Ktracho - Friday, April 10, 2015 - link
Part of my concern is that AMD may no longer be viable for the gaming market in that timeframe, and Intel may decide to reduce access to PCIe lanes, at least in their consumer grade CPUs, as they do on some lower-performance CPUs. If this happens, will ARM be good enough or viable for gaming? Not every company is serious about gaming. Will Intel be the next company to take Apple's lead?testbug00 - Friday, April 10, 2015 - link
ARM will be good enough for gaming. 3 of Apple's Cyclone+ cores manage to be about as fast as 2 of Intel's Core M cores. Not sure of what clocks they each were exactly hitting... But, A57 approx 35-45% behind Cyclone+ clock per clock (based on single thread benchmarks, I don't know if either chip throttled (sorry!))A72 should bring that to around the IPC of Cyclone. If it hits under 2Ghz clockspeed I would be shocked. In current games that would be a problem, but, with APIs getting more and more multithreaded, you could see the performance loss not being very high.

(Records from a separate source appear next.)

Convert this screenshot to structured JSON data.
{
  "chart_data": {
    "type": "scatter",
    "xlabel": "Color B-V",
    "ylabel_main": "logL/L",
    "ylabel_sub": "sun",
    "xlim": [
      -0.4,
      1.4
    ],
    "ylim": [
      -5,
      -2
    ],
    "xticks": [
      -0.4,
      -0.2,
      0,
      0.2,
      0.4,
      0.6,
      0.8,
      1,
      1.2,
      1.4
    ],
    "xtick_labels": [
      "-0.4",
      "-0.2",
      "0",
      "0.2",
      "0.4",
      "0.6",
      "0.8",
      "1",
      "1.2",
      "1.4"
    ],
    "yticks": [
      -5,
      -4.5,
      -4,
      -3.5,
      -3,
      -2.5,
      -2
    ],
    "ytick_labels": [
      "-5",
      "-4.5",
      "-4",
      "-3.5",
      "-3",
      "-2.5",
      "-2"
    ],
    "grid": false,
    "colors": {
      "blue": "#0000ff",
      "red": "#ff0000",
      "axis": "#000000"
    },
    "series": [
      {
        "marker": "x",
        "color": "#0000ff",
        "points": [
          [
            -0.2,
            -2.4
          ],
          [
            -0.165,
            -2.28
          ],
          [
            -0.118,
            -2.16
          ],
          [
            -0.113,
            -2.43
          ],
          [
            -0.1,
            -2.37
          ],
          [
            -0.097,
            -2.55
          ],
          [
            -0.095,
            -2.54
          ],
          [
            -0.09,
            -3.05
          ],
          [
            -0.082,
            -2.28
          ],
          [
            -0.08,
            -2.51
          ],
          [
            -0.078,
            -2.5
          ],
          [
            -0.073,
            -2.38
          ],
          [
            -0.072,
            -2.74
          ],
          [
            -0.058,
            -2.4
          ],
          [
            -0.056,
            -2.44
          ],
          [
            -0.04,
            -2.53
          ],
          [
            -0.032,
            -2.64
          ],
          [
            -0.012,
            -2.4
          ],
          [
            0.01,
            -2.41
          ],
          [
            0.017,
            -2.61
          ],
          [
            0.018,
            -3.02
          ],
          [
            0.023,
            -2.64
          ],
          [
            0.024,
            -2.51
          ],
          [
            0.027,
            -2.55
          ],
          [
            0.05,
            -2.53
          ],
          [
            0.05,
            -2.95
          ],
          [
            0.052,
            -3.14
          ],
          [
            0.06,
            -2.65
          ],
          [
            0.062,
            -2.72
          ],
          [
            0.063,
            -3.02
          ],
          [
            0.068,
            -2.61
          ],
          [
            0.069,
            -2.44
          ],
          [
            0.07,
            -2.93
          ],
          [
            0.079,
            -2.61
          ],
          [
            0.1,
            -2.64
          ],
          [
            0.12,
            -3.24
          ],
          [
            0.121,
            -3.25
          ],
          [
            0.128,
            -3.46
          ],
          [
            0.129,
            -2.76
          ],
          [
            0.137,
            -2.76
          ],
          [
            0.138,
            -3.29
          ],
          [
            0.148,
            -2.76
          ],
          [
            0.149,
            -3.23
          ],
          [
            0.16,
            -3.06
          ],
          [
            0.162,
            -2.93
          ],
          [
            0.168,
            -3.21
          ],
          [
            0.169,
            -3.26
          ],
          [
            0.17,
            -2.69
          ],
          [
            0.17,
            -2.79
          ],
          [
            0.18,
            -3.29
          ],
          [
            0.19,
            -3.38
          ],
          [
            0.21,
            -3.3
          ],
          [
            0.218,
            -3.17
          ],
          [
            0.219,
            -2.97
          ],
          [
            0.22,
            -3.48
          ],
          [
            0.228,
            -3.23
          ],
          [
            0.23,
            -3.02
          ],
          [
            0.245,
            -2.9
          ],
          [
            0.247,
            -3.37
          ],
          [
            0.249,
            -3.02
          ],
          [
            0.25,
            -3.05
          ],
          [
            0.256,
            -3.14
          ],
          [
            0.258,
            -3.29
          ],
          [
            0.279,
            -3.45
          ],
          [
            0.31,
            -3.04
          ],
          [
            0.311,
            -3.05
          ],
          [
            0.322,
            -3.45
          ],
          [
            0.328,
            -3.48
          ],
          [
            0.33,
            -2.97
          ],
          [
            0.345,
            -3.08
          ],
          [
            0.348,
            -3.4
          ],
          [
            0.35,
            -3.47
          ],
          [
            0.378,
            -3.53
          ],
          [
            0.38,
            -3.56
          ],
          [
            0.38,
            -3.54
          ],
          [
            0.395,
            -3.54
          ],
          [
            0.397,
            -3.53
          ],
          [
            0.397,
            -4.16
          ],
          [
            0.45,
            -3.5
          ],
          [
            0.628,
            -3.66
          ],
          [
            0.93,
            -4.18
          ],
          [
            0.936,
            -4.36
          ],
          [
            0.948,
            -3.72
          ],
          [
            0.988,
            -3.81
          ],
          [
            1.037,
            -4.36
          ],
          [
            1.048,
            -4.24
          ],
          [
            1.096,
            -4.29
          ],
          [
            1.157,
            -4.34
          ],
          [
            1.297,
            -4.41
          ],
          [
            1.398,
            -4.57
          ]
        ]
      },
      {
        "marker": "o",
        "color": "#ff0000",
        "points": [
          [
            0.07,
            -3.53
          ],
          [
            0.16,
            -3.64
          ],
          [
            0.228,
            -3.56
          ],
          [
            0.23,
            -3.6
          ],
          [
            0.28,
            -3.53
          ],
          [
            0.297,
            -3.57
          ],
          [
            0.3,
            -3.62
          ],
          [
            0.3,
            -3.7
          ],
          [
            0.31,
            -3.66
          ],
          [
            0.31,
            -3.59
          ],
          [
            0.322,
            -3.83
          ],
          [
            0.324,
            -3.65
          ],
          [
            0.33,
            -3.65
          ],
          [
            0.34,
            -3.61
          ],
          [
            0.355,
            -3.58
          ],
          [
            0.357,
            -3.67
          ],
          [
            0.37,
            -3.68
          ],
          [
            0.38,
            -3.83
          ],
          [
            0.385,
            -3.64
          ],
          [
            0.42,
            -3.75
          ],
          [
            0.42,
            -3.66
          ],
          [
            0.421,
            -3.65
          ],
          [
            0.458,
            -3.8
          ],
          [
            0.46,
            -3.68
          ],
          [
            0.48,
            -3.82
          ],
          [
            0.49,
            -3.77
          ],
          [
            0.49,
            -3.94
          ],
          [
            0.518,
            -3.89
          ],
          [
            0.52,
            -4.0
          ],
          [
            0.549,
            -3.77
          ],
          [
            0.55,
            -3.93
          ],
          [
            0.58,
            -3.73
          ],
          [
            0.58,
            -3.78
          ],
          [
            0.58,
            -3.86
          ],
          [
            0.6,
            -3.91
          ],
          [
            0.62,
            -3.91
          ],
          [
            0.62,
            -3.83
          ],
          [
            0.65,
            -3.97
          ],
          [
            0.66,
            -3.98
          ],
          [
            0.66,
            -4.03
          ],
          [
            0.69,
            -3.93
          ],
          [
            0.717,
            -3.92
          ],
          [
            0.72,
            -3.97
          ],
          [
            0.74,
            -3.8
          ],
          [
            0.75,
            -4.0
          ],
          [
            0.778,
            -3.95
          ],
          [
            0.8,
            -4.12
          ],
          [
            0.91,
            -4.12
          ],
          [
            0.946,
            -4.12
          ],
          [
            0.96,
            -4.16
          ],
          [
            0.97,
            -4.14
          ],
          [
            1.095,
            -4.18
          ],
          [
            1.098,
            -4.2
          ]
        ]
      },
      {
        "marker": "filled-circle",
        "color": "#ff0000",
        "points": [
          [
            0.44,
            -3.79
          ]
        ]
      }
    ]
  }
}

Nevermind the A72 is for late 2015/2016. So, by 2018 I imagine ARM likely can get a design in the performance of consumer i5-i7 SKU. Hopefully.
MrSpadge - Friday, April 10, 2015 - link
No, PCIe is not going anywhere except to generation 4 with again double the bandwidth. Sure, at some point really massive integrated GPUs may be enough for most. But there's always going to be a market for "accelerators" in some way in the near to mid-term future. This includes GPUs and other stuff.testbug00 - Friday, April 10, 2015 - link
His question was more about Intel supporting it. How fast Gen4 is doesn't matter if Intel doesn't use it at all. Broadwell offers a total of 12 PCI 2.0 lanes, 2x4, 4x1. That drops the performance of a 980 9% at 1440p. Now, those are all laptop parts so far, so, the PCI implementation there is likely for maximum power saving. Hopefully desktop chips bring more.http://www.anandtech.com/show/8814/intel-releases-...
Zotamedu - Thursday, April 16, 2015 - link
That's Broadwell-U, the low power SOC version with a maximum TDP of 28 W. They are not comparable with the larger Haswell or upcoming Skylake chips. Skylake will have even more total bandwidth than Haswell because they will increase the bandwidth the the PCH when they update to DMI 3.0. So that's PCIe 3.0 x16 from the CPU and double the bandwidth to PCH to 40 Gb/s. PCIe 4.0 is expected to show up in Skylake-E. Bandwidth to GPUs isn't that much of a bottleneck currently. PCIe 3.0 x16 is enough for most dual GPU systems today and for the larger builds, there's always the s2011 platforms with more lanes. A doubling of bandwidth with PCIe 4.0 will make sure bandwidth is not a problem. They are moving faster than the GPU manufacturers can.Why would Intel invest in a product designed by Nvidia for HPC use? Nvlink is not made to replace PCIe in gaming computers. It's designed for HPC and even there it's a niche product.
mehrotrasc - Friday, April 10, 2015 - link
Congratulations to all members of the team for excellent product which will lead to many breakthrough real time applications...dahippo - Saturday, April 11, 2015 - link
Can I dropp a a-bomb faster or is it wrong department :)JoJoman88 - Saturday, April 11, 2015 - link
Sorry Testbug, it was a joke. I always get a kick out of people who think stuff like this would apply to their regular PC. Guess it was my inside joke then.